I call Redis semi-persistent because it does not store the data on disk immediately but rather dumps its all database every so often – you have a choice of configuring time and number of updates between database dumps. Because dump is basically serial write Redis does not an expensive IO subsystem. Also because this dump is background it does not affect read/write performance to the database which is in memory. In the tests I’ve done I’ve seen Redis doing writes some 4MB/sec for probably 50% of test duration where Innodb had to write 50MB/sec for about third of throughput and doing a lot of random IO as it was doing it. This is among other things because Innodb has to flush full 16K pages while doing flush.
The background flush in Redis is designed the following way – Redis process forks and justs dumps the database it has in the background.

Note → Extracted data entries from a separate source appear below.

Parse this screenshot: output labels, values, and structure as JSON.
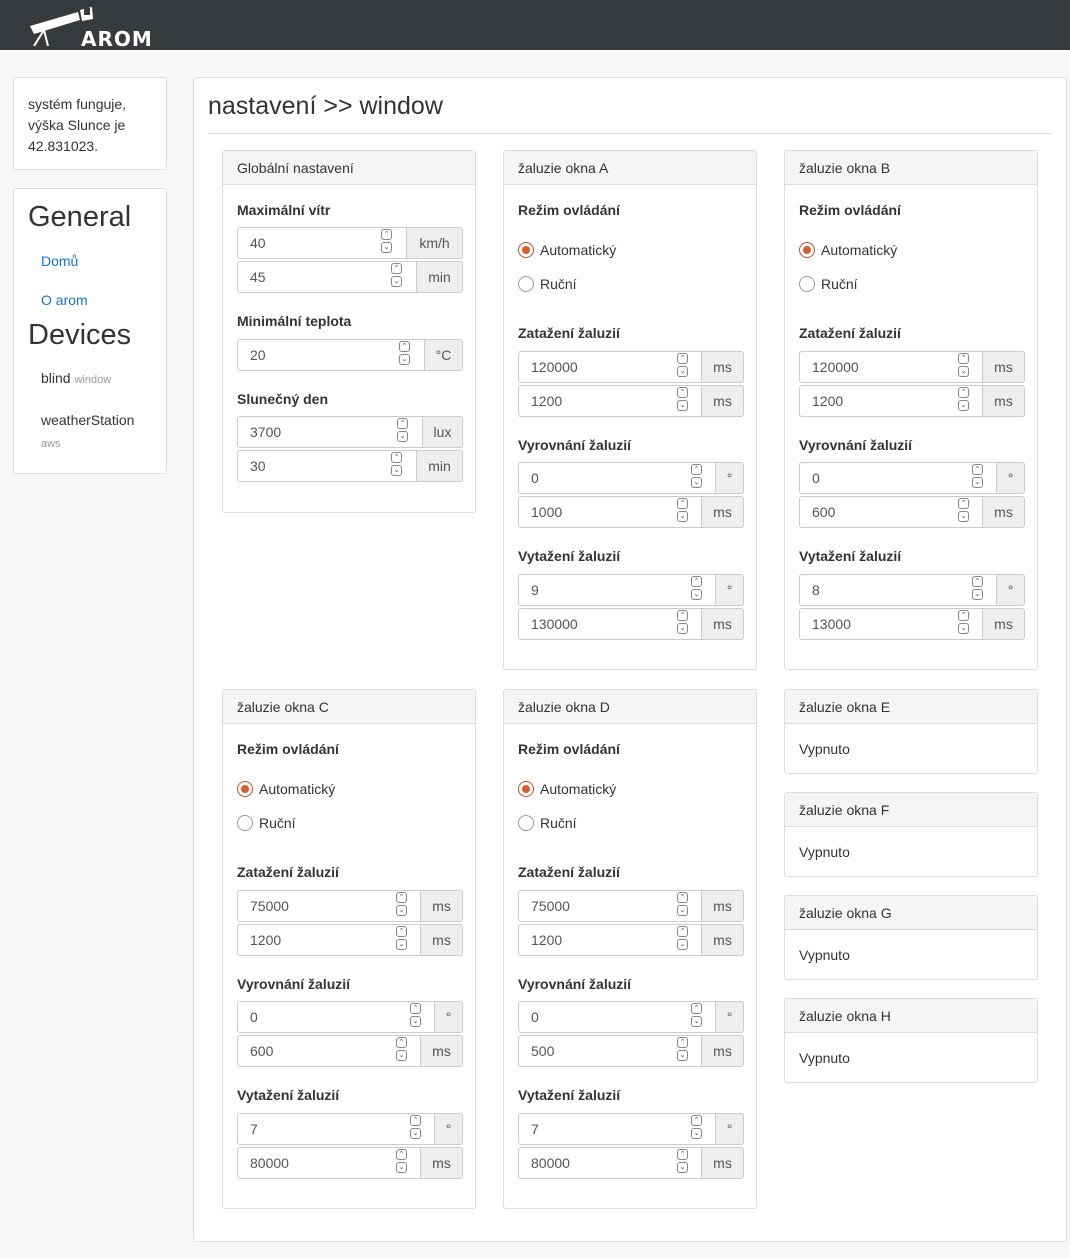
{
  "brand": {
    "logo_text": "AROM"
  },
  "status": {
    "text": "systém funguje, výška Slunce je 42.831023."
  },
  "nav": {
    "general_heading": "General",
    "devices_heading": "Devices",
    "links": [
      {
        "label": "Domů"
      },
      {
        "label": "O arom"
      }
    ],
    "devices": [
      {
        "name": "blind",
        "type": "window"
      },
      {
        "name": "weatherStation",
        "type": "aws"
      }
    ]
  },
  "page": {
    "title": "nastavení >> window"
  },
  "global": {
    "title": "Globální nastavení",
    "max_wind_label": "Maximální vítr",
    "max_wind_value": "40",
    "max_wind_unit": "km/h",
    "max_wind_time": "45",
    "max_wind_time_unit": "min",
    "min_temp_label": "Minimální teplota",
    "min_temp_value": "20",
    "min_temp_unit": "°C",
    "sunny_label": "Slunečný den",
    "sunny_value": "3700",
    "sunny_unit": "lux",
    "sunny_time": "30",
    "sunny_time_unit": "min"
  },
  "labels": {
    "mode": "Režim ovládání",
    "auto": "Automatický",
    "manual": "Ruční",
    "pull": "Zatažení žaluzií",
    "level": "Vyrovnání žaluzií",
    "raise": "Vytažení žaluzií",
    "ms": "ms",
    "deg": "°"
  },
  "panels": {
    "A": {
      "title": "žaluzie okna A",
      "pull_1": "120000",
      "pull_2": "1200",
      "level_1": "0",
      "level_2": "1000",
      "raise_1": "9",
      "raise_2": "130000"
    },
    "B": {
      "title": "žaluzie okna B",
      "pull_1": "120000",
      "pull_2": "1200",
      "level_1": "0",
      "level_2": "600",
      "raise_1": "8",
      "raise_2": "13000"
    },
    "C": {
      "title": "žaluzie okna C",
      "pull_1": "75000",
      "pull_2": "1200",
      "level_1": "0",
      "level_2": "600",
      "raise_1": "7",
      "raise_2": "80000"
    },
    "D": {
      "title": "žaluzie okna D",
      "pull_1": "75000",
      "pull_2": "1200",
      "level_1": "0",
      "level_2": "500",
      "raise_1": "7",
      "raise_2": "80000"
    },
    "E": {
      "title": "žaluzie okna E",
      "status": "Vypnuto"
    },
    "F": {
      "title": "žaluzie okna F",
      "status": "Vypnuto"
    },
    "G": {
      "title": "žaluzie okna G",
      "status": "Vypnuto"
    },
    "H": {
      "title": "žaluzie okna H",
      "status": "Vypnuto"
    }
  }
}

Unix copy on write takes care of getting another copy of pages as they are modified. This keeps overhead rather low. The database is dumped in temporary file which is renamed only after fsync which means if you crash during the dump you simply discard partial file.
I also liked full pipelining support in the protocol – you can send multiple commands at once – any commands and redis server will process them in order and returns results to you. This not only allows for multi-get and multi-set but any of batches of commands being submitted. The API support for this is relatively week but the features are there.

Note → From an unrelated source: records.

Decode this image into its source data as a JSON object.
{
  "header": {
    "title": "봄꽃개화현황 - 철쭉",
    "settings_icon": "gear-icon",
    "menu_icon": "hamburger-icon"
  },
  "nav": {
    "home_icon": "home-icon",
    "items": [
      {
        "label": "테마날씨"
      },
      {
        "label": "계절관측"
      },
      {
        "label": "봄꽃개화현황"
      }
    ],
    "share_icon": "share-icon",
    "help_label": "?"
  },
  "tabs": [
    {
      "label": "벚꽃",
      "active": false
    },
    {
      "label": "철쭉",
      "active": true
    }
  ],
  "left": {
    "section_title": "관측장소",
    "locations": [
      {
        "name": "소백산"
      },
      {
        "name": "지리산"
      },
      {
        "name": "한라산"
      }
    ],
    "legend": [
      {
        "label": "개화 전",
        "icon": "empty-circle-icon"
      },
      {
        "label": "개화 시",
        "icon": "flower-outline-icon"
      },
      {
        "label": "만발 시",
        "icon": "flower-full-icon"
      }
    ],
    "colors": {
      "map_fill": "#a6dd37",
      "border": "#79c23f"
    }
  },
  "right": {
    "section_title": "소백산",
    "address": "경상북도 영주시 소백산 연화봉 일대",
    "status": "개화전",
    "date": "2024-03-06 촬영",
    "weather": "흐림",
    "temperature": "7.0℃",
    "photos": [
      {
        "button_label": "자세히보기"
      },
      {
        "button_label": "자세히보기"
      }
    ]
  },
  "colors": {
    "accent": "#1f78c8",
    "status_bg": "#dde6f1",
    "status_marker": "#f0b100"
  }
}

When it comes to data types – Redis supports simple key-value storage just as memcache but it also adds support for Lists, which are similar to the linked list data type you would have as well as sets which allow to store sets of strings with support of various set operations.
I kind of miss support for something like associative array/hash/map in the data types but I guess there is nothing in architecture which would stop it from being added later.

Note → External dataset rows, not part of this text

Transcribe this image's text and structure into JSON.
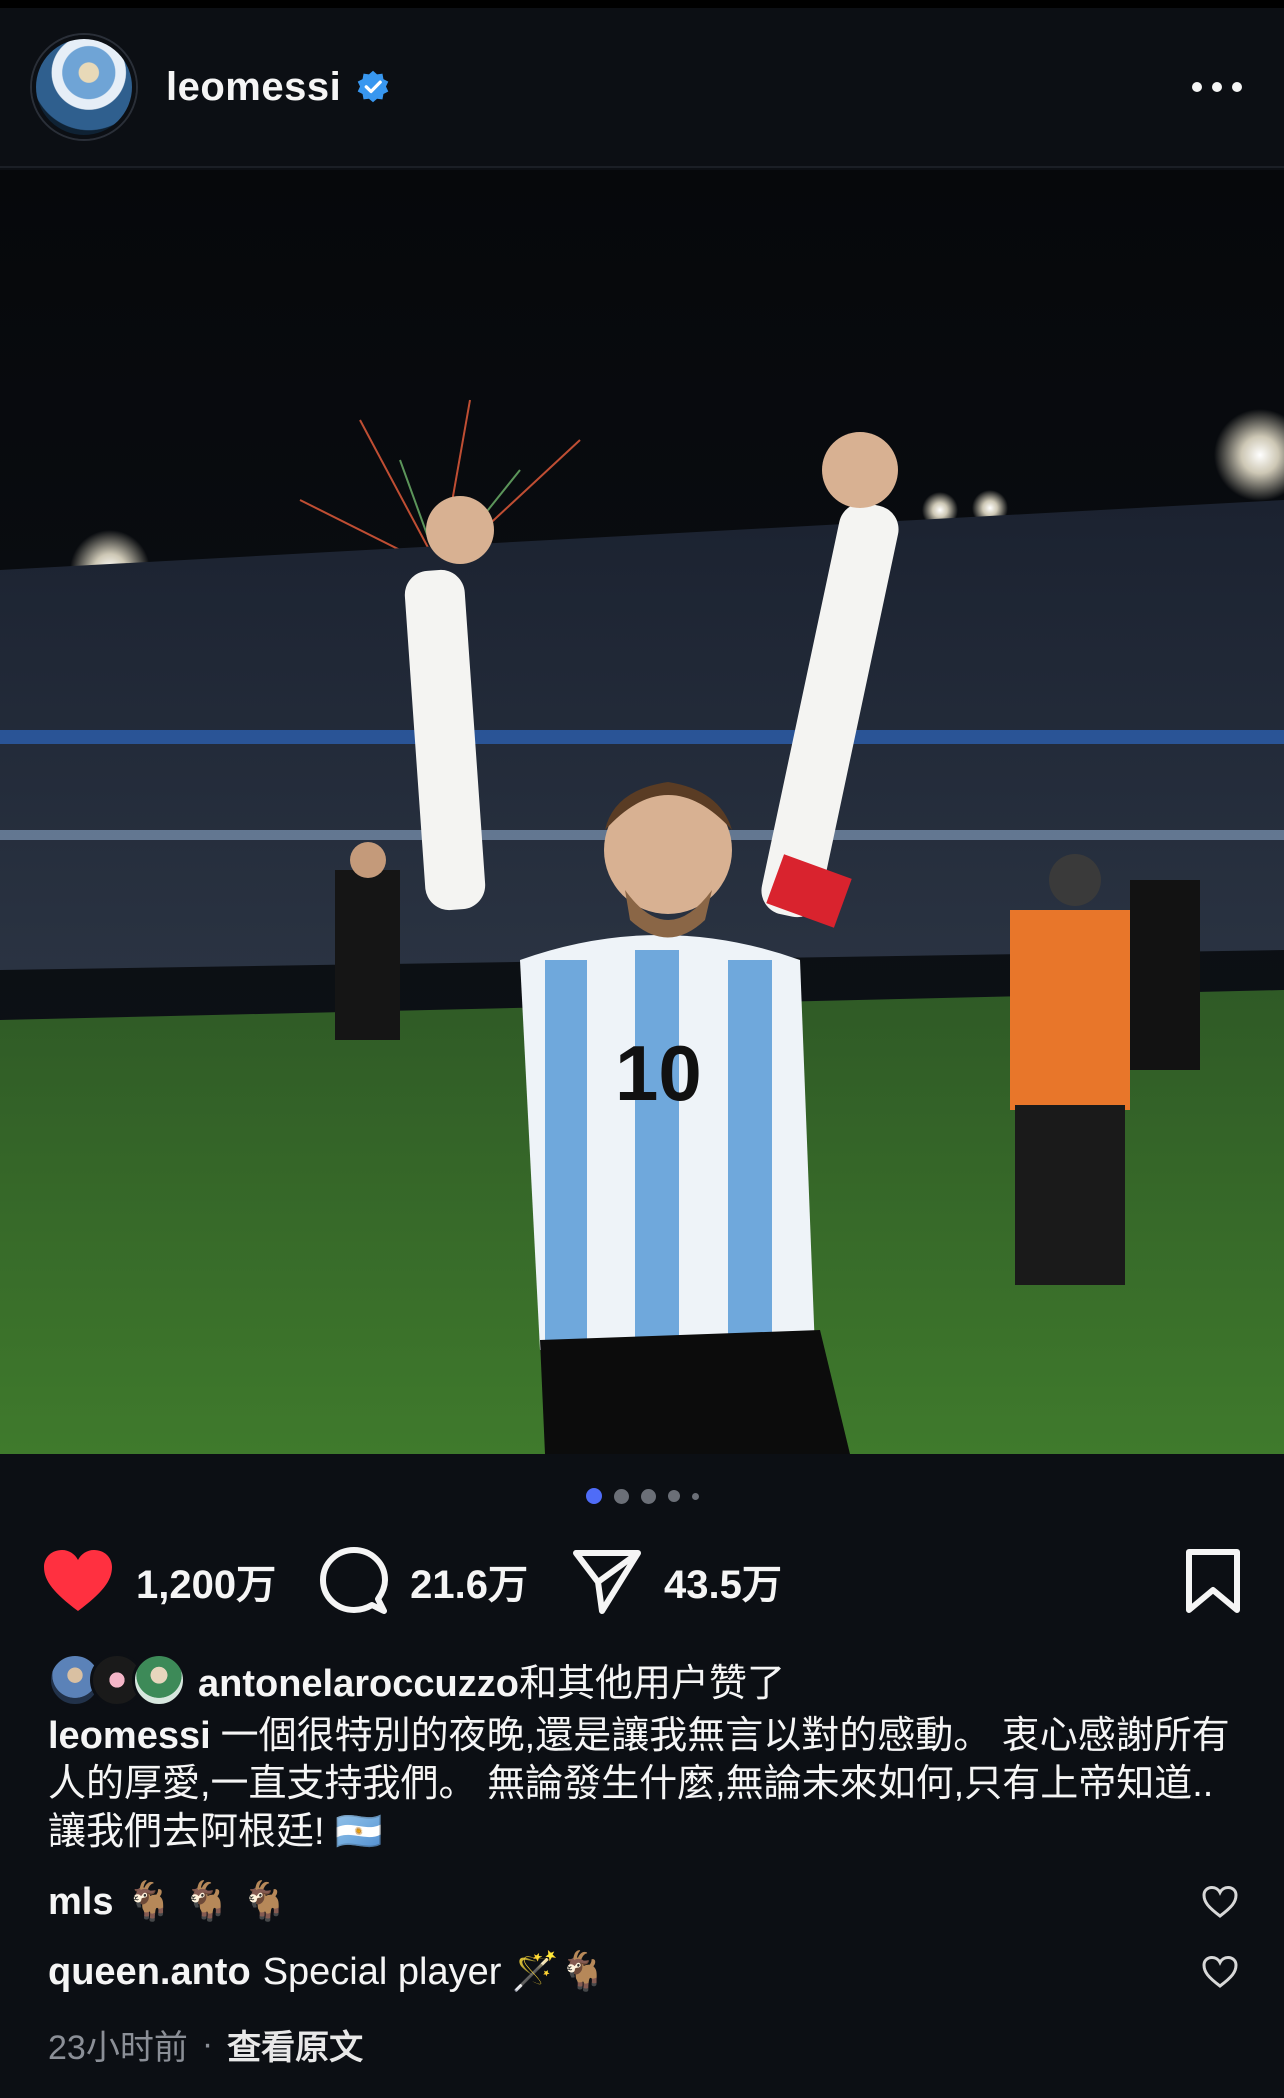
{
  "header": {
    "username": "leomessi",
    "avatar_icon": "avatar",
    "verified_icon": "verified-badge-icon",
    "more_icon": "more-options-icon"
  },
  "photo": {
    "description_icon": "post-image"
  },
  "carousel": {
    "total": 5,
    "active": 0,
    "accent": "#4f6cf7"
  },
  "actions": {
    "like_count": "1,200万",
    "comment_count": "21.6万",
    "share_count": "43.5万",
    "like_color": "#ff3040"
  },
  "likes": {
    "user": "antonelaroccuzzo",
    "suffix": "和其他用户赞了"
  },
  "caption": {
    "username": "leomessi",
    "text": "一個很特別的夜晚,還是讓我無言以對的感動。 衷心感謝所有人的厚愛,一直支持我們。 無論發生什麼,無論未來如何,只有上帝知道.. 讓我們去阿根廷! 🇦🇷"
  },
  "comments": [
    {
      "username": "mls",
      "text": "🐐 🐐 🐐"
    },
    {
      "username": "queen.anto",
      "text": "Special player 🪄🐐"
    }
  ],
  "meta": {
    "time": "23小时前",
    "separator": "·",
    "see_original": "查看原文"
  }
}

Redis also has support for “databases” which are basically key spaces inside the server. This should allow for using server by different applications, different versions, testing or some other features. Though you’ve got to be careful with these – there is only simple per instance password based authentication in place, so if application can talk to the instance it can access all databases.
I am also a bit surprised why databases are numbered instead of named. Naming the databases would make it more simple to avoid unwanted conflicts etc.
Redis also supports master/slave replication out of the box and it is extremely simple. You just specify from which node to replicate and this is it. It is even more simple than with MySQL as you do not need to deal with snapshot or binary log position. Replication is asynchronous and low overhead – redis will perform the database dump and store the commands on the data since the start of the process. Slave can get the data (which is basically set of commands to populate database itself) and when get the data from the master as it comes. I did not benchmark the replication capacity but I’d expect it to be close to 100K of writes/sec the single instance can handle.
The benchmarks I’ve done were for applications which is very update intensive with updates being pretty much random single row updates which are hard to batch. With MySQL/Innodb I got server being able to handle some 30.000 updates/sec on 16 core server with replication being able to handle 10.000 updates/sec. This was using about 5 cores so you could probably get 4 MySQL instances on this server and get up to 100K updates/sec with up to 40K updates/sec being able to replicate.
With Redis I got about 3 times more updates/sec – close to 100.000 updates/sec with about 1.5 core being used. I have not tried running multiple instances and I’m not sure the network and TCP stack would scale linearly in this case but anyway we’re speaking about hundreds of thousands of updates/sec.
I think Redis can be great piece of architecture for number of applications. You can use it as the database or as cache (it supports data expiration too)
I have not benchmarked it against memcache in terms of performance and memory usage. This may be another project to look at.